"Radio Retro" to znakomity ukłon w stronę czasów, kiedy słowo styl coś jeszcze znaczyło. Nie wiem czy Maja Kleszcz jest najlepszą z rodzimych wokalistek, ale drugiego takiego duetu kompozytorsko-pisarskiego jak Krzak z Loeblem na pewno nie mamy.
Płytę rozpoczyna odliczanie w takt pstrykania palcami jak to drzewiej bywało. Za chwilę kontrabas stąpa ciężko, perkusja szeleści i łomocze ponad stosowaną miarę studyjnej sterylności, i czuć niemal jak struny gitary wrzynają się w palce osoby je szarpiącej. Aż wtem w kawiarniany gwar jako tornado wdziera się Maja Kleszcz.
Gdy Maja zaczęła śpiewać miała 14 lat. Koleżanki po fachu popiskiwały po "chamerykańsku" podczas gdy ona szła w bardzo silny, tradycyjny wokal na pograniczu krzyku. Ignorant mógł odesłać ją w pole, do obwiązanych chustami babin, ale nie trzeba nie wiadomo jakiego ucha, że poczuć, iż ta dziewczyna śpiewa każdym centymetrem swojego ciała. I że wykracza poza fenomen jej macierzystej Kapeli Ze Wsi Warszawa. "Radio Retro" to udowadnia, choć galopujące zwieńczenie utworu rozpoczynające, jak też kończąca album ludowa kołysanka pokazuje też, że od korzeni nikt się nie chce odżegnywać.
Nie można by było. W końcu incarNations to oprócz Kleszcz również Wojtek Krzak, partner z KZWW i partner życiowy, tu obsadzony jako kompozytor, skrzypek i gitarzysta. Z instrumentalistami na miarę Zemlera i Smoczyńskiego oraz zapleczem tekstowym Bogdana Loebla może właściwie wszystko. Ach, Loebl i czasy, kiedy poeci pisali piosenki... Słysząc wersy takie jak "Mocniej świeci słońce, gdy masz przyjść, (...) ciszej szepcą drzewa gdy masz przyjść" czy "Biją dzwony, dzwony krwi / wiem, że to nie czas na burzenie miast" rozumiemy jaką lichotę wciska się nam na codzień.
A więc uczta dla ucha? Owszem, ale z dwoma dylematami do przełknięcia.

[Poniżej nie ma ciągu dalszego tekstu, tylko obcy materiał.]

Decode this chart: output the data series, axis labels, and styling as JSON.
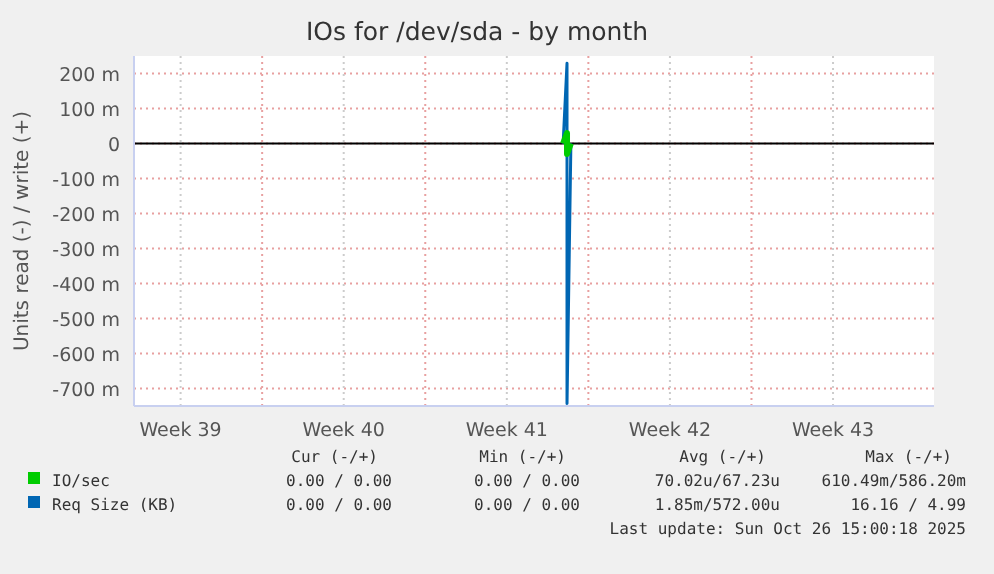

Pierwsze - czy artystyczna osobowość Kleszcz zbytnio nie dominuje zabarwianego sepią, stonowanego repertuaru? Im bardziej "Radio Retro" potańcówkowo-restauracyjne, tym dyskomfort silniejszy. "Wiarę przywróć mi" wykonane jest za ostro, nie przystając do "żagla, od którego uleciał wiatr" czy nastrojowego Hammonda. W zdecydowanej większości przypadków można mówić jednak o sukcesie. "Wielkie jest czekanie", rozwinięte w duchu jazzowym "Śniłeś" czy perfekcyjnie podszyte reggae, finalnie rozmyte w dubowych pogłosach "Miłość Tobie Dam" to stuprocentowe przeboje, tak dobrze skomponowane i napisane, że nie sposób ich zdominować. Takich melodii i tekstów nic nie usunie w cień. W niektórych piosenkach maniera wokalistki pasuje idealnie. Nic tylko podziwiać kiedy bierze na barki bluesowy ciężar "Liczenia Gwiazd" i "Nie wierz tym albo rozpala cover "Daj Mi Tę Noc"? Na tym wyłożyła się piosenkarka tak dobra jak Marika, ale Maja wyciska wszystko. Dialog między ludycznym, plebejskim wydźwiękiem a porcją liryzmu w tekście prowadzony jest mistrzowsko.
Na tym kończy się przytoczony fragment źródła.